Debt is always a consideration, but banks naturally operate with higher leverage. The key is ensuring that earnings growth outpaces debt obligations, and so far, FRME has done a good job of maintaining that balance.

Valuation and Stock Performance

At a price-to-earnings (P/E) ratio of 12.12, FRME is trading at a reasonable valuation relative to its earnings. This is lower than the broader market average, which could indicate a potential value opportunity.

The price-to-book (P/B) ratio of 1.06 also suggests the stock is fairly valued based on its net assets. Many regional banks trade at or below book value, so this isn’t unusual.

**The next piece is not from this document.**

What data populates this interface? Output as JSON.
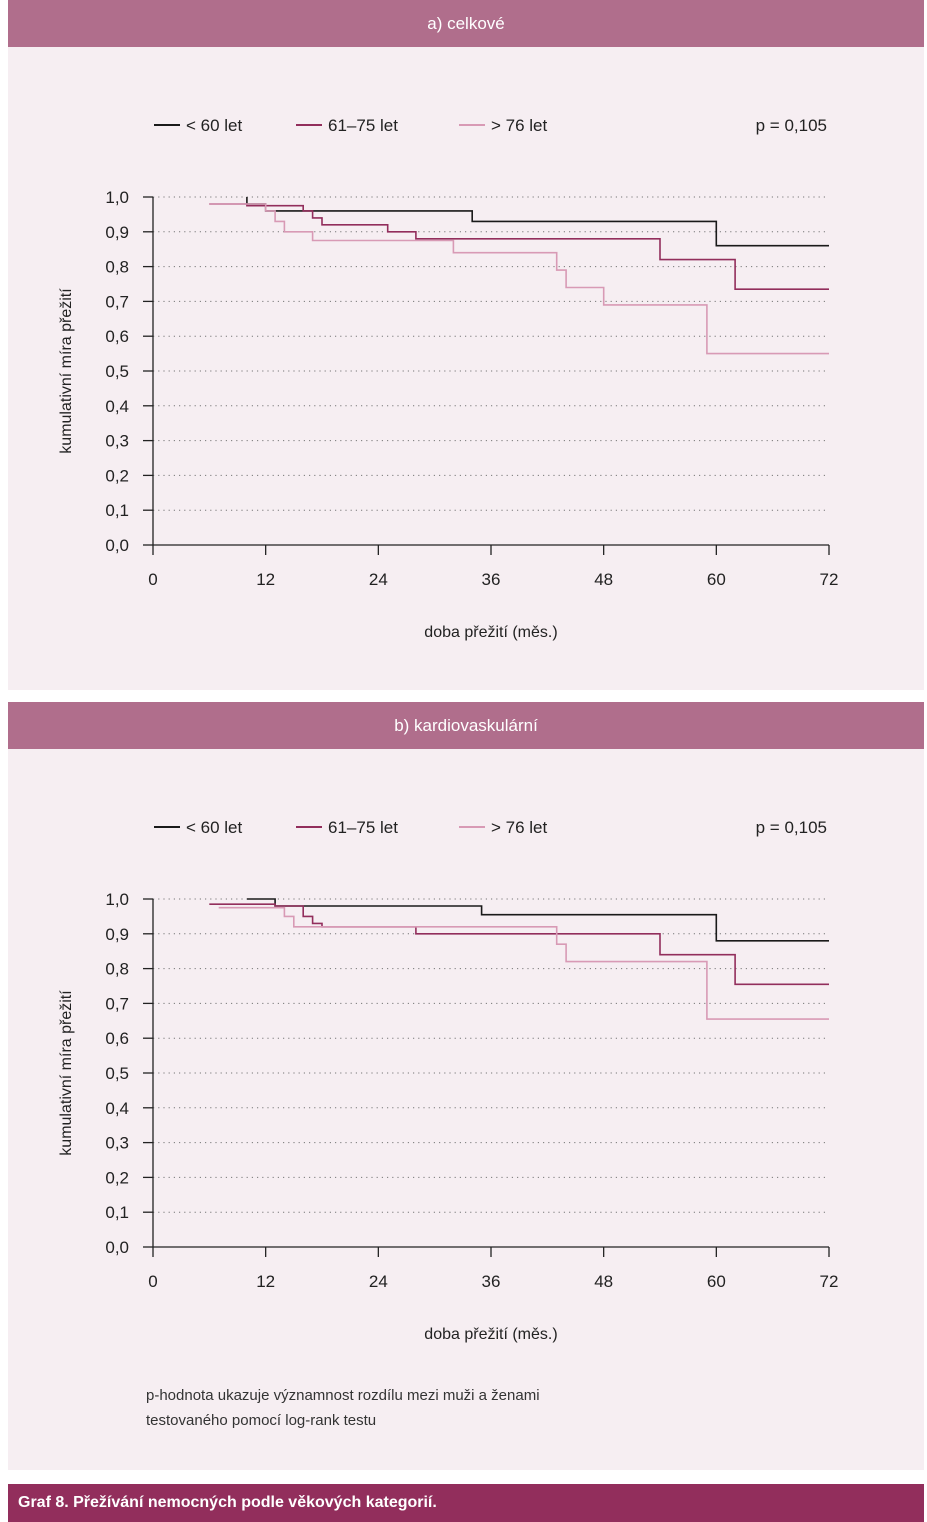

Looking at stock performance:

  • 52-week high: $46.13
  • 52-week low: $30.55
  • Current price: $41.31

The stock has climbed significantly from its lows but hasn’t yet reached its previous highs. This suggests there may still be room for further upside, especially if the bank continues its pattern of earnings growth and dividend increases.

Risks and Considerations

No investment comes without risks, and regional banks have their own set of challenges. Here are a few things to keep in mind:

🟠 Interest Rate Sensitivity – As with any bank, FRME’s earnings depend heavily on net interest margins. If interest rates decline, profitability could take a hit.

🟠 Economic Conditions – Regional banks are more exposed to local economies. If the Midwest experiences economic weakness, loan growth could slow down.

🟠 Competition – Larger national banks and fintech companies are constantly looking to take market share from smaller banks. FRME will need to stay competitive to maintain growth.

🟠 Stock Volatility – While dividends provide stability, bank stocks can be sensitive to economic trends, regulations, and interest rate movements.

Final Thoughts

First Merchants Corporation has built a solid reputation as a dividend payer. With a reasonable yield, a sustainable payout ratio, and strong profitability, it checks many of the boxes income investors look for.

Financially, the bank appears well-positioned to continue growing its dividend over time. Earnings growth has been strong, and the company has enough cash on hand to maintain stability even in uncertain conditions.

For those looking for steady dividend income from the financial sector, FRME presents an interesting opportunity. It’s not the highest-yielding stock out there, but its track record of responsible dividend increases and solid financial performance make it a worthy consideration for long-term income investors.